Every year, as the Atlantic hurricane season approaches many businesses have a nagging realization that they are at risk due to a catastrophic “Black Swan ” event. Black Swan events are a constant source of risk in states like Florida where many communities are subject to disruption due to coastal storms. This risk is particularly acute for businesses that depend on the storage of on-line data if there is a chance their critical data could become lost or corrupted. But the threat from Black Swan events isn’t limited to Florida, nor is it limited to large scale disruptive events like hurricanes. The black swan theory or theory of black swan events describes a disruptive event that comes as a surprise, has a major effect, and is often inappropriately rationalized after the fact with the benefit of hindsight. The term is based on an ancient saying which presumed black swans did not exist, but the saying was rewritten after black swans were discovered in the wild. Consider the following scenario…

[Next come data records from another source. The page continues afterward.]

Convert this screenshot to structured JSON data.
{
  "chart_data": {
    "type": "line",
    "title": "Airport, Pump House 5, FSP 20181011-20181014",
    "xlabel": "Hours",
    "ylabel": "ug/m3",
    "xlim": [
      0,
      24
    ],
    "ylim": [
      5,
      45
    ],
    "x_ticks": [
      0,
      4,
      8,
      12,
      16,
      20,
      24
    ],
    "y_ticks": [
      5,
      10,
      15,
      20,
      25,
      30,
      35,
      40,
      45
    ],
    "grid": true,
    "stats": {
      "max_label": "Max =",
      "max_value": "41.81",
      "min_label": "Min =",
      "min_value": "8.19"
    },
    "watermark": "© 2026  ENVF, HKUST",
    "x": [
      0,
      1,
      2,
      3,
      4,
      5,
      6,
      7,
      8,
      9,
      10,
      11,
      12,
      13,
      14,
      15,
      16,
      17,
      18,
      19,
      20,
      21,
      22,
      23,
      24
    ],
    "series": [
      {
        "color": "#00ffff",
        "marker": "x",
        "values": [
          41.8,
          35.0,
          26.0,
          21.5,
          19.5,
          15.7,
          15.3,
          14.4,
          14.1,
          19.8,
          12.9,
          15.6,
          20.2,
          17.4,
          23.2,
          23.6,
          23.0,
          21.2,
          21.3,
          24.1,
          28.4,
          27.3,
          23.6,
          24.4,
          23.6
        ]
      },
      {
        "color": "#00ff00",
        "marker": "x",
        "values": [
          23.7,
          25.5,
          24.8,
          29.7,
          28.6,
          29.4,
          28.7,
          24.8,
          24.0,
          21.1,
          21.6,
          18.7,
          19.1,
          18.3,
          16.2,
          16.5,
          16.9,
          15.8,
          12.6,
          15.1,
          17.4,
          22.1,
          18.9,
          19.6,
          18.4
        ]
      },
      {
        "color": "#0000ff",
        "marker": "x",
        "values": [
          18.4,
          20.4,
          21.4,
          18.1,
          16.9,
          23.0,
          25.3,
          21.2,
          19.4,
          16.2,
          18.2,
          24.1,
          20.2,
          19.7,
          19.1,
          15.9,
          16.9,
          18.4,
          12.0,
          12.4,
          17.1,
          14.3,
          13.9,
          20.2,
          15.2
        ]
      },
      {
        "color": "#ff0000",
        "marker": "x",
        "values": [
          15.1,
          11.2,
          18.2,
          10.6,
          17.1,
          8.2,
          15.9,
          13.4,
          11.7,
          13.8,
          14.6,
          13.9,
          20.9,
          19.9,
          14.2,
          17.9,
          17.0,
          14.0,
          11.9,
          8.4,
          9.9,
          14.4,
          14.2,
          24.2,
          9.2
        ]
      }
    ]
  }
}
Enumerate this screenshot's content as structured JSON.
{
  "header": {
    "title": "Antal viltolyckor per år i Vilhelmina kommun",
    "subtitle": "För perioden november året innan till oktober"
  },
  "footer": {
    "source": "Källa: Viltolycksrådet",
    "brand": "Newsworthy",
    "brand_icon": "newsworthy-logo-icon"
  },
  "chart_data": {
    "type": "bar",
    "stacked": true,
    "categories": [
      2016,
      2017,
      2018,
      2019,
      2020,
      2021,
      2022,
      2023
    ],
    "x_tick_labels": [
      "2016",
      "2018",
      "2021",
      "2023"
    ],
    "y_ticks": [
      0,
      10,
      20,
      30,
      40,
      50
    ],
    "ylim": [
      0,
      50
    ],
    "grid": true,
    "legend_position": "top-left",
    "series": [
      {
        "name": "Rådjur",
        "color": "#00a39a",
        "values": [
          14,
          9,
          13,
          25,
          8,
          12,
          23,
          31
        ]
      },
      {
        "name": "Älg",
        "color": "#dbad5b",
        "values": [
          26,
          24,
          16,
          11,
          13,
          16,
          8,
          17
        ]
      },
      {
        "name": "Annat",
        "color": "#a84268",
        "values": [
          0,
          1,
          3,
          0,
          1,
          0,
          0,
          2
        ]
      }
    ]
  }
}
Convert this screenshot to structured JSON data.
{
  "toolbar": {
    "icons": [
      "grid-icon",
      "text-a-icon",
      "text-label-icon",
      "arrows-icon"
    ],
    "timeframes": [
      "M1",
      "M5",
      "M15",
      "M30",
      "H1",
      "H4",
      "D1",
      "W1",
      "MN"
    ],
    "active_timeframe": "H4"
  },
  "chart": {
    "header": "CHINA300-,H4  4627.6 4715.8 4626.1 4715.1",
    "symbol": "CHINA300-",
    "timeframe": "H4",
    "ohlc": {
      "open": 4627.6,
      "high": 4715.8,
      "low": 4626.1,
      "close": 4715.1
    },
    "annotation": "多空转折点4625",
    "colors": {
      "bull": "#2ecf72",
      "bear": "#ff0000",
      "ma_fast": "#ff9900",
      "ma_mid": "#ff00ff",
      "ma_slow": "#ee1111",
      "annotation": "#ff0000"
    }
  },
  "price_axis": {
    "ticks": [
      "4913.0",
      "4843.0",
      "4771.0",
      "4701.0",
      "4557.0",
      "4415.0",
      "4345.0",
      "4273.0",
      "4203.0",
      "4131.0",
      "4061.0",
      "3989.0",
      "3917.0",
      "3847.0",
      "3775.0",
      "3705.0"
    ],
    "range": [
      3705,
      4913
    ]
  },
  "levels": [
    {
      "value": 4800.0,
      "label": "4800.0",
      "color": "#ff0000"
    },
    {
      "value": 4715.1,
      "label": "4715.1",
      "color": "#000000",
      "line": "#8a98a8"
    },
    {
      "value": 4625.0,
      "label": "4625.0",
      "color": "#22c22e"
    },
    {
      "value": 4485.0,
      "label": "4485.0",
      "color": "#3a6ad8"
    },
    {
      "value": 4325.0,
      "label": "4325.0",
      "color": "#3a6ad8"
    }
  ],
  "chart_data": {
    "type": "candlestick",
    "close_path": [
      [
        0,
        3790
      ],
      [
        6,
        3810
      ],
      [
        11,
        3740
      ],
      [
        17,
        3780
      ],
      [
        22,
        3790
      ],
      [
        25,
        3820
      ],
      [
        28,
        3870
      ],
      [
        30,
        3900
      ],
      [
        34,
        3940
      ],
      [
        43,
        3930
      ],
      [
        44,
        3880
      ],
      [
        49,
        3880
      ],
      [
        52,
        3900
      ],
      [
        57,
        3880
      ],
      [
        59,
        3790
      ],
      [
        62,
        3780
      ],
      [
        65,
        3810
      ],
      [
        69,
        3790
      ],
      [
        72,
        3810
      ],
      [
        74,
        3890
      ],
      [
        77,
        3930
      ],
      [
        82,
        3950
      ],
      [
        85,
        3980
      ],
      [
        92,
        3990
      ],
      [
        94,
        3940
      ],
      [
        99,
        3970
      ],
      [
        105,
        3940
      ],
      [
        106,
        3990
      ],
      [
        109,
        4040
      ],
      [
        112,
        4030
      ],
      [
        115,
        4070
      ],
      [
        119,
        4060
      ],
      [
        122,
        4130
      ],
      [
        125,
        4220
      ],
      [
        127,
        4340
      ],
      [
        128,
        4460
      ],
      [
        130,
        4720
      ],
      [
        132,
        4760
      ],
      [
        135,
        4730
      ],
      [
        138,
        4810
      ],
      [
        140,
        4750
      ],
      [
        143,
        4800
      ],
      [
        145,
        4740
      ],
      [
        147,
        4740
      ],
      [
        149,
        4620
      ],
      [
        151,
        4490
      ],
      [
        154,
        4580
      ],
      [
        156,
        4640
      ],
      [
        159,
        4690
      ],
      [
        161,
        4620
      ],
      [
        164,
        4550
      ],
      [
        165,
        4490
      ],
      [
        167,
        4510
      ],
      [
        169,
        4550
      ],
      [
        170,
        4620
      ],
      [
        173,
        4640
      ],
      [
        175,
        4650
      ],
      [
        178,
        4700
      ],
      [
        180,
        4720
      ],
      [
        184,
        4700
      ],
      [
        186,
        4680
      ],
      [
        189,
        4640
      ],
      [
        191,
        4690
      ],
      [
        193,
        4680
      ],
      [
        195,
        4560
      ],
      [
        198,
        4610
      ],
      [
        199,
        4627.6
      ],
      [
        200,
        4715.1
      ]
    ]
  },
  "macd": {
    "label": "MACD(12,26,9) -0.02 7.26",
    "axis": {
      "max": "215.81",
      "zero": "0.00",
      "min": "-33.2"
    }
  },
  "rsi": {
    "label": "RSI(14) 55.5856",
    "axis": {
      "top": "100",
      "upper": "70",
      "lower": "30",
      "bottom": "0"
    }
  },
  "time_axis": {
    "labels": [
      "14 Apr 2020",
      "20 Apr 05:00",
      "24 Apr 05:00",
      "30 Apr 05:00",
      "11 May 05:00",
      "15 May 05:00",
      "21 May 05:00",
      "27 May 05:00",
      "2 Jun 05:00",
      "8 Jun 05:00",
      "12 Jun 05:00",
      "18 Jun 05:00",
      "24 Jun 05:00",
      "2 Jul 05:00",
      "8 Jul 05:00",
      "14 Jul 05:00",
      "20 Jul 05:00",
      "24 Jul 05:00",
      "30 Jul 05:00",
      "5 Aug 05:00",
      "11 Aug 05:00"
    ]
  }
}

“We tend to think of disasters in terms of the attacks on the World Trade Center, Hurricane Katrina, or other mega events. Sometimes, however, less notable events occur that can have a catastrophic effect on a business. In February 1981, an electrical fire in the basement of the State Office Building in Binghamton, New York, spread throughout the basement of the building setting fire to a transformer containing over a thousand gallons of toxin-laden oil. Originally thought to be PCBs, the toxins were soon determined to contain dioxin and dibenzofuran, two of the most dangerous chemicals ever created. The fire was smoky and quickly filled the 18-story building with smoke. As the transformer burned, the soot entered the buildings ventilation shafts and quickly spread toxic soot throughout the building. The building was so badly contaminated that it took 13 years and over $47 million to clean before the building could be reentered or used. Because of the nature of the fire, the building and its contents, including all paper records, computers, and personal effects of the people who worked there, were not recoverable. This type of event would be irrecoverable for many businesses. ” – Operations Due Diligence, Published by McGraw Hill
What affect would a catastrophic hurricane that affected an entire region or a localized disruptive event like a fire have on the operation of your business? Could you survive that kind of interruption or loss? As the dependence on on-line data has grown in virtually every type of business, so has the risk that loss of their data could disrupt the operation of the business and even result in its complete failure. In response to these threats, there has been an evolution in the approaches used to mitigate these risks as the volume of on-line data has continued to grow. Originally, the concept of Disaster Recovery (DR) emerged as a mitigation strategy that focused on the recovery of critical data after a disruptive event by giving the business the ability to restore disrupted IT operations.
Disaster Recovery (DR) involves a set of policies and procedures that enable the restoration of critical business data and allows the IT infrastructure to be restored to a prior state. DR was originally seen as the domain of the IT department who were given responsibility for mitigating the risk. To minimize the risk, system backups were scheduled frequently and aggressive DR plans that included server cold start procedures and data backups were implemented.
The goal was to restore the infrastructure to the last point where the data had been backed up (at the time, typically on tape). The acceptable DR practices at the time allowed the IT system to be rebooted when the facility power was finally restored… Unless it was in a flood zone or the off-site backup storage facility had also been impacted. In either case, the operation of the facility could potentially be disrupted for some period of time and the data restoration was also potentially at risk depending on where backups were stored.